The cost to insure Indonesia’s bonds against default rose to the highest this year as the falling rupiah and accelerating inflation fueled concern foreign investors will pull out of the country.
Five-year credit default-swaps on the debt jumped 19 basis points to 180 in the past two weeks. Malaysia’s risk rose the same amount to make the nations the worst performers in Asia. Indonesia's central bank Governor Agus Martowardojo said Monday that the authority sees opportunities to buy the notes when yields rise.
Inflation will remain above 7 percent through September, Bank Indonesia forecasts, as an El Nino weather pattern threatens to damage crops. The rupiah’s descent to a 17-year low is limiting scope for the central bank to support the economy by cutting interest rates.
“The concern is that all these factors will see investors demanding much higher yields and readjusting their positions,” said Ikhwani Fauzana, head of rates trading at PT Bank Negara Indonesia in Jakarta. “But it’s too risky for the central bank to lower rates to help growth as the rupiah’s response would be drastic, so they’re caught in a difficult place.”
The rupiah has led declines in Asia to drop 7.5 percent this year to 13,385 a dollar and reached the weakest since August 1998. If it falls past 13,400, foreign investors who pumped 46 trillion rupiah ($3.4 billion) into Indonesian debt in January and February, will start to incur losses, according to PT Mandiri Sekuritas, a unit of the country’s largest lender.
The yield on 10-year sovereign bonds jumped 25 basis points this week to a 15-month high of 8.77 percent. Four of the last five sovereign auctions failed to meet their targets.
The central bank sees risk of a currency war over the next three years if the Federal Reserve rates normalization happens gradually, Martowardojo said Monday, adding that the authority will seek to maintain exchange-rate stability.

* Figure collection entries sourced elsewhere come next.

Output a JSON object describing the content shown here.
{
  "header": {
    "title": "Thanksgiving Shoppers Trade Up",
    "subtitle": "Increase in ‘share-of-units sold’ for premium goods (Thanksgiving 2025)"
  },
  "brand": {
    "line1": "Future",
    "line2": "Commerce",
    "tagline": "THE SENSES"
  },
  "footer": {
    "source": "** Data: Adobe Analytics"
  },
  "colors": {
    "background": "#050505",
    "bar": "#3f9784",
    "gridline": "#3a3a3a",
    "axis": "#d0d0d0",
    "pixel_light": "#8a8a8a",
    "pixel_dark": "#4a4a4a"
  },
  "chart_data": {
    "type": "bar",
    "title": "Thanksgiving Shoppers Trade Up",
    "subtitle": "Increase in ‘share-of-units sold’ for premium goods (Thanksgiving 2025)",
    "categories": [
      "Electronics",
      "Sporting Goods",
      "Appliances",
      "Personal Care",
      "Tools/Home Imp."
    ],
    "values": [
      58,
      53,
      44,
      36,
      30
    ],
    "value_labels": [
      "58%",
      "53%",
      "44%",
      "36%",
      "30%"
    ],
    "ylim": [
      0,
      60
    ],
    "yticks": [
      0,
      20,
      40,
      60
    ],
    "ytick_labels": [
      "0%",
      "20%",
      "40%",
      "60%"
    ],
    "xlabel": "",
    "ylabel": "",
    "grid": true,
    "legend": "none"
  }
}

Bank Indonesia forecast on Monday that the economy would expand 4.9 percent this quarter, compared with 4.71 percent in the previous three months, the least since 2009. Slow state spending has hampered growth, with only 31 percent of 2015’s targeted disbursement spent by the end of May.
Indonesia’s government has achieved 49 percent of its full-year bond sales target, according to Finance Ministry data. President Joko Widodo’s plan to boost tax revenue by 30 percent in 2015 is looking tough to meet, which could lead to an increase in the issuance goal, said Handy Yunianto, who manages fixed-income sales at Mandiri Sekuritas in Jakarta.
“Investors still see large supply pressures going forward, especially with the fiscal risk posed by slowing growth,” he said. Yunianto sees 8.1 percent as a fair 10-year yield by year-end, assuming Bank Indonesia maintains its benchmark rate at 7.5 percent.
Inflation accelerated to 7.15 percent in May and the central bank forecasts it will be 4.2 percent by year-end.
That prediction could be upset by El Nino. Indonesia, along with India, will be most harmed in Asia by the weather pattern as 18 percent of GDP is driven by agriculture, forestry and fisheries, Bank of America Merrill Lynch wrote in a research note.
Foreign funds are still adding to rupiah sovereign bonds, boosting holdings by 6.43 trillion rupiah in the past month, Finance Ministry data show, as yields have risen. They now own 38.5 percent of the debt, the highest ratio in Southeast Asia, making the market vulnerable to outflows.
PT Manulife Aset Manajemen Indonesia still sees potential in Indonesian debt, said Ezra Nazula, who manages more than $2 billion as head of fixed-income in Jakarta.
“We see opportunity in the volatility, especially with expectation for lower inflation in the second half,” he said. “Even if investors see the rupiah weakening past their break-even point, they won’t sell on reflex if they still think conditions will improve going forward.”
Rabobank International recommends investors to remain “on the sidelines,” said Michael Every, head of financial markets research in Hong Kong.
“We’re not seeing a major push forward in terms of infrastructure investment,” he said. “There doesn’t seem to be much value in Indonesian bonds.”